St Mary’s, Glasgow, had sponsored a society for the care of the poor since the beginning of the nineteenth century, but its work was extended across the city by the St Vincent de Paul Society which, by 1854, had seven branches in western Scotland. A Catholic Orphan Institution was established. So was a reformatory, an industry and a rescue home in the care of the Nuns of the Good Shepherd. The Catholic Young Men’s Society provided respectable and uplifting ways of passing leisure time – a reading room for when it rained and country walks in more suitable weather. Recreational outings to the coast were arranged. Bands were assembled. And football clubs were founded. Glasgow Celtic and Edinburgh Hibernians both emerged from the Catholic Young Men’s Society, and members of their supporters’ clubs were required to join the League of the Cross temperance society. Archbishop Eyre contributed to the appeal that preceded Celtic’s foundation and became the club’s first patron.

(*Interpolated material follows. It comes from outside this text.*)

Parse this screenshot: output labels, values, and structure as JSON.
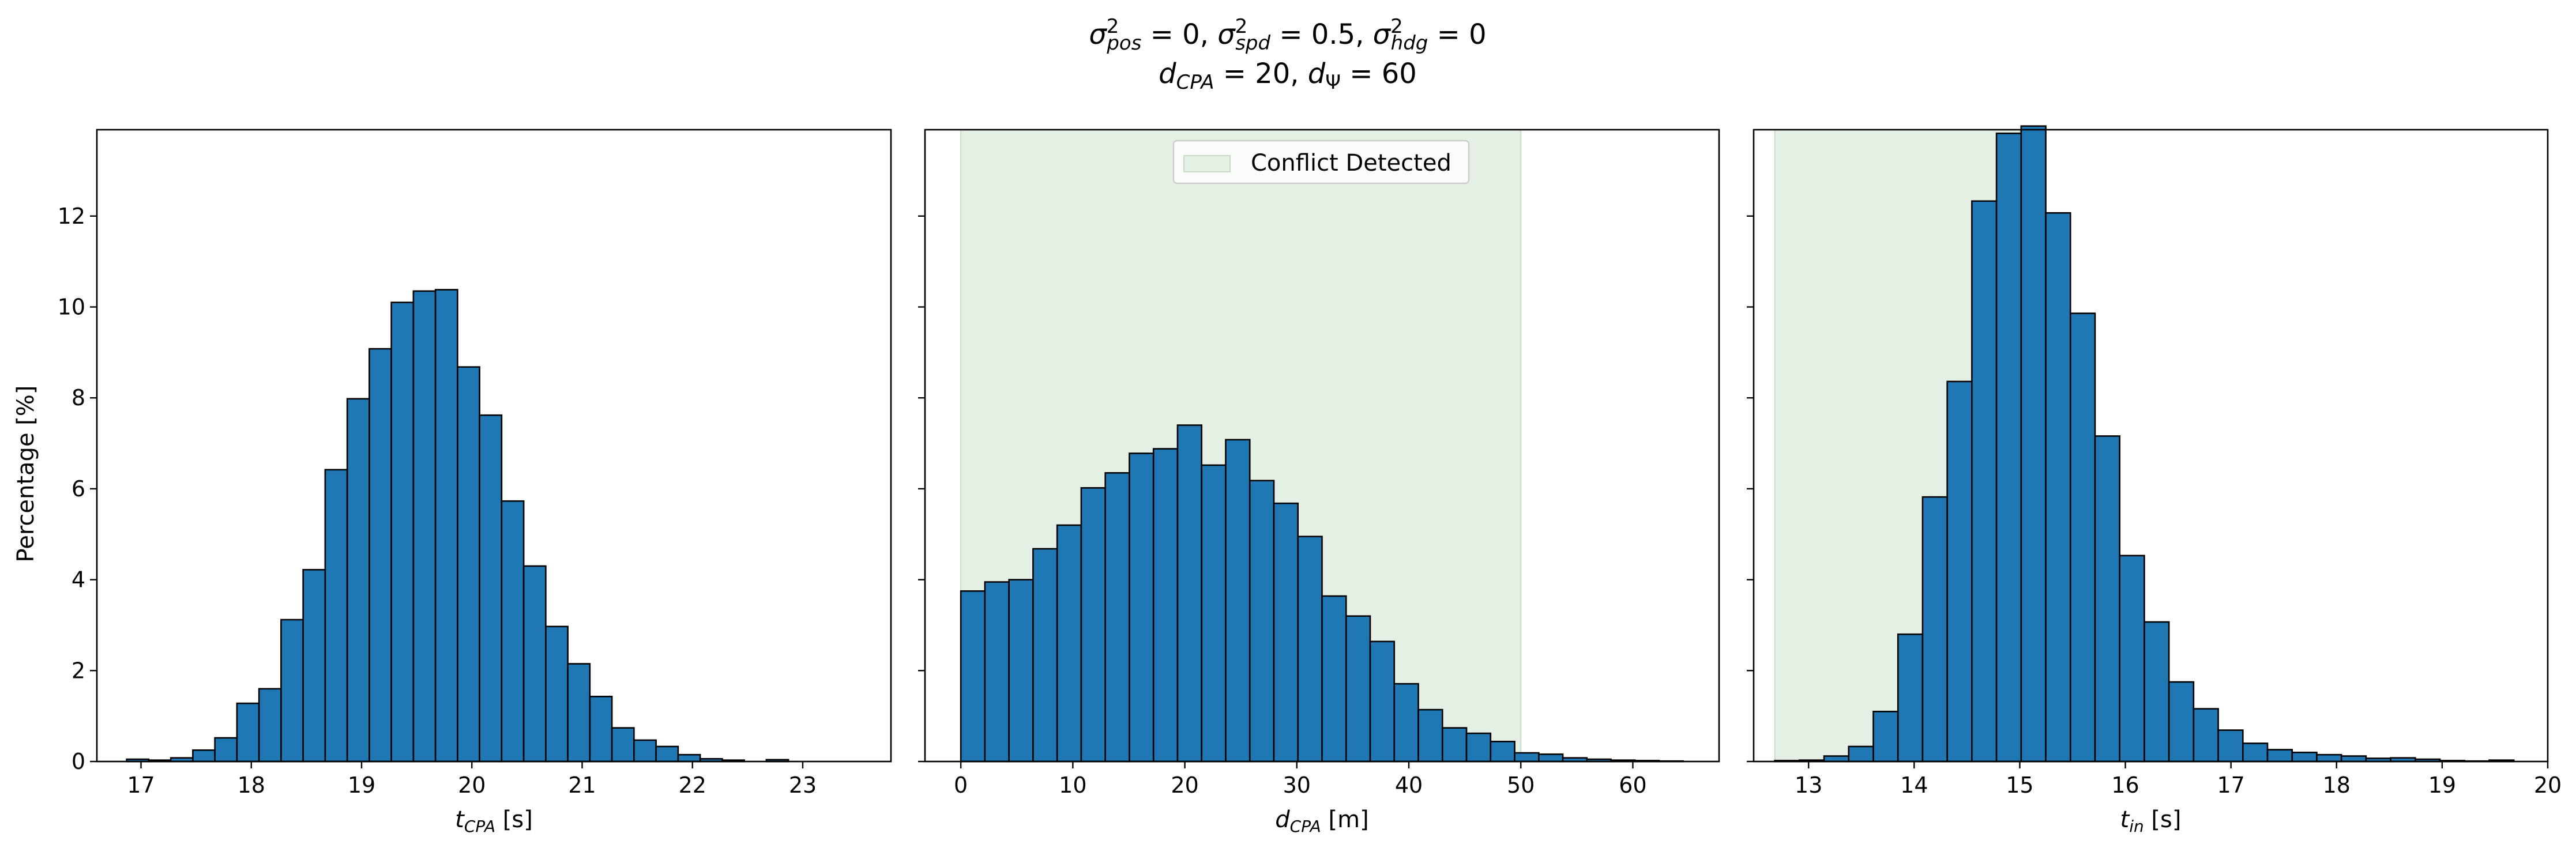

The habit of coming together in groups united by a common interest, and the feeling of security which that provided, was bound to lead to the formation of some sort of Catholic political alignment. The one surprise about its emergence is the time it took for Catholics – still, after emancipation, the victims of prejudice and discrimination – to take a serious interest in politics. An attempt had been made, in 1844, to found an organisation that would defend the interests of the Catholic working class. It evolved – without attracting much support or winning any notable victories – first into the Association of St Margaret, then the Catholic Defence Association and then the Catholic Union. But, by the end of the nineteenth century, the defining feature of religious politics in western Scotland was not the way in which the Catholic habit of forming clubs was extended into the battles between and within the parties. It was the age-old campaign to ensure that Catholic children received a Catholic education.